Rien n’est plus hypocrite qu’un pacifisme qui – au nom de la « non-violence » – justifie son inaction devant l’horreur de la guerre. Nous ne pouvons plus rester spectateurs de l’horreur quotidienne. Arrêtons de chercher les responsables de l’hécatombe contemporaine dans des monstres inatteignables, de furieux dictateurs ou des terroristes sanguinaires. Rappelons-nous tous les jours que si ces « monstres » existent et ont toujours existé, c’est aussi parce que derrière eux il y a des business juteux, des sociétés, des banques et des actionnaires, des businessman cravatés qui vivent de la guerre, des milliers d’ingénieurs et de scientifiques qui produisent leurs armes et leurs technologies.
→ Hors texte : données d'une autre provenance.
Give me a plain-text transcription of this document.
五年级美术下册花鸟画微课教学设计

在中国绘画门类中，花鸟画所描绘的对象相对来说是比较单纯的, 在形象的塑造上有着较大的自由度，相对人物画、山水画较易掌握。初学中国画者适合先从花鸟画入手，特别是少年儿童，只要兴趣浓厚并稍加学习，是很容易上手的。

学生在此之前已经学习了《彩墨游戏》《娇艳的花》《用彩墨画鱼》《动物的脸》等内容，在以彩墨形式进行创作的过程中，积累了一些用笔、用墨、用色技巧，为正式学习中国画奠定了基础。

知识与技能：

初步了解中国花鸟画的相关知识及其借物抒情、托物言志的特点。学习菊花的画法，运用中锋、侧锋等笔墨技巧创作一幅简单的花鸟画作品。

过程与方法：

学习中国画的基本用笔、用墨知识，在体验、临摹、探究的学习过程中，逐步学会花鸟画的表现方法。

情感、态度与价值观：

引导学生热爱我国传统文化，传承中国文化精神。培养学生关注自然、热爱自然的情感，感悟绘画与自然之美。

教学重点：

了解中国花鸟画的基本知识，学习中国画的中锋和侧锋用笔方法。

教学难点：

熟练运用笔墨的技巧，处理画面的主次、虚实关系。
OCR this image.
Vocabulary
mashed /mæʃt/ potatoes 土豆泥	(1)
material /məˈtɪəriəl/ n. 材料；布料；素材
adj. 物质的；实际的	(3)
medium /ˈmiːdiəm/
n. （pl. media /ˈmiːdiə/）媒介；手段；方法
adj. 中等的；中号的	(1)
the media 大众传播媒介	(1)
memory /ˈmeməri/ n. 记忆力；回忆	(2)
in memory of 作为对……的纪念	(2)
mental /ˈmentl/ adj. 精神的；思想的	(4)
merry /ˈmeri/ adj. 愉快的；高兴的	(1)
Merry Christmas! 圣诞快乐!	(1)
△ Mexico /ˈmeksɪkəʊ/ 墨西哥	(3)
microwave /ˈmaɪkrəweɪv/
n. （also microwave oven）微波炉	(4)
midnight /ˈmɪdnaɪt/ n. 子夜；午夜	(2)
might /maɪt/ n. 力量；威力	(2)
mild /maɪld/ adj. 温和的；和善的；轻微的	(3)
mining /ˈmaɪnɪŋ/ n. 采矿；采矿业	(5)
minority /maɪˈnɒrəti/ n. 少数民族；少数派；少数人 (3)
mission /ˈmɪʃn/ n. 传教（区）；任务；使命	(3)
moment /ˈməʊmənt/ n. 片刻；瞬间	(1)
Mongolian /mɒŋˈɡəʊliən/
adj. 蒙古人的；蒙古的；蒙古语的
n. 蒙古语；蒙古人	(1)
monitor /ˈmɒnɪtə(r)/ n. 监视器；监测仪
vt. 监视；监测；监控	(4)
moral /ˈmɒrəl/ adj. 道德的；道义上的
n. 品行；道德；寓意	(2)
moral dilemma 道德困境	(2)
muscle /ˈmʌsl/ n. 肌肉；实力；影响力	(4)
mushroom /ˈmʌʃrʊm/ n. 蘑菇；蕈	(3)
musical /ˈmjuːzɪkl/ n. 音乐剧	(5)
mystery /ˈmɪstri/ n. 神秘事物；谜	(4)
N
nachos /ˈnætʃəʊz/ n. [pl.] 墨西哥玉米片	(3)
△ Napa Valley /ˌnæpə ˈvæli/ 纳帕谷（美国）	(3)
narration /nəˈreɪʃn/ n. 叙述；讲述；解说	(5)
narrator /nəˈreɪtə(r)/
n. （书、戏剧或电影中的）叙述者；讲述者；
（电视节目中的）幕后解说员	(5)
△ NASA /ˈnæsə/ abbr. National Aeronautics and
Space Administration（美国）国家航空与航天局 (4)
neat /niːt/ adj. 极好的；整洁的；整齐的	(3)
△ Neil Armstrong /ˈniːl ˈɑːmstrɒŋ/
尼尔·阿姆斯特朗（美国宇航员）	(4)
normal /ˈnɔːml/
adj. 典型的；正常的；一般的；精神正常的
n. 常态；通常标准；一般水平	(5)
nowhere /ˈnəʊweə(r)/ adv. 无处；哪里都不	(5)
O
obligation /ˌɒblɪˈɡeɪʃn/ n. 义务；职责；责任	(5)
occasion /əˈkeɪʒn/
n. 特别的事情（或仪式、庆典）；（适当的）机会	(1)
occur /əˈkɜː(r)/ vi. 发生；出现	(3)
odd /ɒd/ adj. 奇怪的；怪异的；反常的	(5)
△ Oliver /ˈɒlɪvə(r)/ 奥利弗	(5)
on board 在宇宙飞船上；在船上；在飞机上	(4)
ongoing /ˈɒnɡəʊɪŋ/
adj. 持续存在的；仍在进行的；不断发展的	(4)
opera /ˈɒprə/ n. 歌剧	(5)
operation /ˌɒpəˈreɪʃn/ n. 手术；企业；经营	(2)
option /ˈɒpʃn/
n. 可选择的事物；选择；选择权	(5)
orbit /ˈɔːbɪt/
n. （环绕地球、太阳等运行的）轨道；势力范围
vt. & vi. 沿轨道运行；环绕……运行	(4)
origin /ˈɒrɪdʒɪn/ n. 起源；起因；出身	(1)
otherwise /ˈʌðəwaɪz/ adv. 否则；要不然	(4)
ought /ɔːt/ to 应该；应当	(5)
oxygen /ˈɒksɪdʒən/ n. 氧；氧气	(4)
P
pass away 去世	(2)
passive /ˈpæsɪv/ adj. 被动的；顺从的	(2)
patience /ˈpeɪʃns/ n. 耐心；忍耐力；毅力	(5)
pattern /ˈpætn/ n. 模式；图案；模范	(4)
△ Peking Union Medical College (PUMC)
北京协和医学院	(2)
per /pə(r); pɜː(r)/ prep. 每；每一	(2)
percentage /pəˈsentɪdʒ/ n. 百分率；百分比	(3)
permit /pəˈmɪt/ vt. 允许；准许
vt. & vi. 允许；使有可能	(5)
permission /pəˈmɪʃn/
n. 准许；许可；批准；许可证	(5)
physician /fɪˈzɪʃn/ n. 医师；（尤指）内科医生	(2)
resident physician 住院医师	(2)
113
Pour ceux qui refusent d’être relégués à l’impuissance et au désespoir, s’opposer à la guerre est possible sans attendre. Donnons-nous les moyens d’attaquer cette société mortifère, à travers le sabotage de ses structures et le blocage de ses rouages. Sapons les discours nationalistes et belliqueux, refusons de rentrer dans les rangs. C’est la seule manière de reprendre le contrôle de nos vies et d’empêcher que la militarisation ne devienne notre seul horizon.